I worked at companies as a software developer from 1996 - 2012 that had to manage their own infrastructure. But today, the only company that I worked for back then that would be managing their own infrastructure today is the one that has mainframes and hardware that handle the backends for lottery systems across the US.

By 2012, there was a slow shift to the cloud.

I first was exposed to how large enterprises worked in 2017. I was hired to lead two green field implementations. But at the last minute they decided to “move to the cloud” neither they nor I knew anything about the cloud. They hired consultants and a Managed Service Provider. Of course the internal IT department was vigilantly defending their turf and the “consultants” were old school Netops folks who only knew how to “lift and shift” and duplicate an on prem infrastructure and all of the red tape to the cloud and of course it was more expensive than just using a colo.

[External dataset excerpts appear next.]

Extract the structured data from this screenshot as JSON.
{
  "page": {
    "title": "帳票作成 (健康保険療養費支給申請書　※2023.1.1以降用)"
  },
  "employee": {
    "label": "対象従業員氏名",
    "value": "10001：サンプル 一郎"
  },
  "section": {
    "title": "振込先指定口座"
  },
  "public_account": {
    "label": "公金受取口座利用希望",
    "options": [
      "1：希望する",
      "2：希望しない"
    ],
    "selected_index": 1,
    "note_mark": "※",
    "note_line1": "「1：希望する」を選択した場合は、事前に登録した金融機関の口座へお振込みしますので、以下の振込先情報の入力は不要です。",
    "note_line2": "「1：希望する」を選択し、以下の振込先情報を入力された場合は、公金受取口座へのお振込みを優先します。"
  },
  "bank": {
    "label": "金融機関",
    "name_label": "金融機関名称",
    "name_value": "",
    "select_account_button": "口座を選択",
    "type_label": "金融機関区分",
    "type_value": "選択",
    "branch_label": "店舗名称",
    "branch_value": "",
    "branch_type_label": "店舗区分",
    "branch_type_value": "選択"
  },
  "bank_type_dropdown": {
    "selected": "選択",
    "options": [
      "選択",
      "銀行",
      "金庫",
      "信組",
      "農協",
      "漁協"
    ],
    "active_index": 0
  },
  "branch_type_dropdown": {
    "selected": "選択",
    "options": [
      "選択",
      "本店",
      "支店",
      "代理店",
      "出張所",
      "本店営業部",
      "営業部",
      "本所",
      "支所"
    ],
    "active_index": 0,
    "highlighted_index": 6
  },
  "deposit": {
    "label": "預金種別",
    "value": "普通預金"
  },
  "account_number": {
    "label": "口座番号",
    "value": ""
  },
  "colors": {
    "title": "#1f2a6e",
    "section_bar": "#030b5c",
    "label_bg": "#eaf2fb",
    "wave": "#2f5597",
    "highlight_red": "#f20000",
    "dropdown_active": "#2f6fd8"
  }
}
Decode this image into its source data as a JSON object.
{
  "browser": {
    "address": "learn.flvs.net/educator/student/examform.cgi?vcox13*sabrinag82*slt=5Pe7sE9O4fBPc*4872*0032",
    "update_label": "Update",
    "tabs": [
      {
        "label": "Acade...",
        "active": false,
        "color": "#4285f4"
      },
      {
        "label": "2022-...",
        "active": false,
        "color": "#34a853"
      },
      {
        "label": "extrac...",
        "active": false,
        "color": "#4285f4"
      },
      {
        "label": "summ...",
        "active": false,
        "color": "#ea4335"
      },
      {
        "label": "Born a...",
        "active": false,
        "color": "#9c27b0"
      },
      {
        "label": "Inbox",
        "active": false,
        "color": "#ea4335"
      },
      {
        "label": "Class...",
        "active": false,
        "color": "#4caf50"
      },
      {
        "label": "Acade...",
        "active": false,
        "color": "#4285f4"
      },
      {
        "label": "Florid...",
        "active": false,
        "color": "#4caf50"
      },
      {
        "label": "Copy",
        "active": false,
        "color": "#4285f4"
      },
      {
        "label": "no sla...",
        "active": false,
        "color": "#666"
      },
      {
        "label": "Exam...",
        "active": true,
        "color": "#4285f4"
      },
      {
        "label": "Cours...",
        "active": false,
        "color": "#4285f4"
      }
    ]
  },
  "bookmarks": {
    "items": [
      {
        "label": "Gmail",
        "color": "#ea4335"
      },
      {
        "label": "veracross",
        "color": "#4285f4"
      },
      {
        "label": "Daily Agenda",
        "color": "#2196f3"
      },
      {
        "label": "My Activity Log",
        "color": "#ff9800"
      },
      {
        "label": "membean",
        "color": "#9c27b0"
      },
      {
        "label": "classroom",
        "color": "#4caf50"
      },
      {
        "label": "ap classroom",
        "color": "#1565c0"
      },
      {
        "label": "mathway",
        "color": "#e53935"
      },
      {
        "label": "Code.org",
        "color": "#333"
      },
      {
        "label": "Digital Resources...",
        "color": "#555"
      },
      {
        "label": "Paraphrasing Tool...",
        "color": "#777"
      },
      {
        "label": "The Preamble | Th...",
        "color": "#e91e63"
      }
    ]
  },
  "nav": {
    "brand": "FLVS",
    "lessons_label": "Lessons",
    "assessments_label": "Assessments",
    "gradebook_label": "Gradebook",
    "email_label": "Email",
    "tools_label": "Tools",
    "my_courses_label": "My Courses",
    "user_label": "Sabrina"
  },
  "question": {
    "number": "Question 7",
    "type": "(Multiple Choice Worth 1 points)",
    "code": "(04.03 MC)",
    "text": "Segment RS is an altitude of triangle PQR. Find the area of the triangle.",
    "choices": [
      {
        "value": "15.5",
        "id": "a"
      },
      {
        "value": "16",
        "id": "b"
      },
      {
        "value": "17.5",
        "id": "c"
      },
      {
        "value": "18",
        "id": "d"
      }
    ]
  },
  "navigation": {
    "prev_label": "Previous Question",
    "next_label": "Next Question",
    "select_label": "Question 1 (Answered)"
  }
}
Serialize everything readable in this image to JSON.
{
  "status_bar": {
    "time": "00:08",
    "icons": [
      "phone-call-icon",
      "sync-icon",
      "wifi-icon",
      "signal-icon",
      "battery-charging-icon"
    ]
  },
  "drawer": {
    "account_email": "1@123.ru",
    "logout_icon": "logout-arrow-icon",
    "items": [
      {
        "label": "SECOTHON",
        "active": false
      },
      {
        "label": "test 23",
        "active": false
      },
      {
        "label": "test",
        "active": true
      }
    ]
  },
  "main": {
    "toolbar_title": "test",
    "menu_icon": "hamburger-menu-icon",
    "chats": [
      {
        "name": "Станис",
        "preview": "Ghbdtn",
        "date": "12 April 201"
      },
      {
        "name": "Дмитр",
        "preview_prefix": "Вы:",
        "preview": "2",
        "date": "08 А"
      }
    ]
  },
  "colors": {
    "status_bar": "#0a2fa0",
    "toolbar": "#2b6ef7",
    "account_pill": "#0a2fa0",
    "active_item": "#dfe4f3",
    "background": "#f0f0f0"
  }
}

I spent the next six months after the decision was made studying AWS and getting a certification not because I value certifications (I don’t). But it gave me a guided learning path to know what I didn’t know. It did open my eyes to what I wanted to do - work with companies - specifically developers and operations to show them how to actually take advantage of cloud and not just do lift and shifts - ie true “Devops”.

I left that company and went to a small startup for two years where I learned everything I know about “cloud application modernization” and then ended up in Professional Services at AWS.

Until I started working with large enterprises and government organizations from the consulting side, I never appreciated the concerns of large enterprises and how they aren’t in the “tech” business and it does make sense to outsource that knowledge - not to ProServe we don’t do that type of work - to external partners.

As far as VMWare, as silly as it sounds on the surface. Companies actually use VMWare to manage hybrid infrastructure on the cloud and on prem as a “single pane of glass”.

https://aws.amazon.com/vmware/

I personally don’t deal with those implementations. I stick with app dev.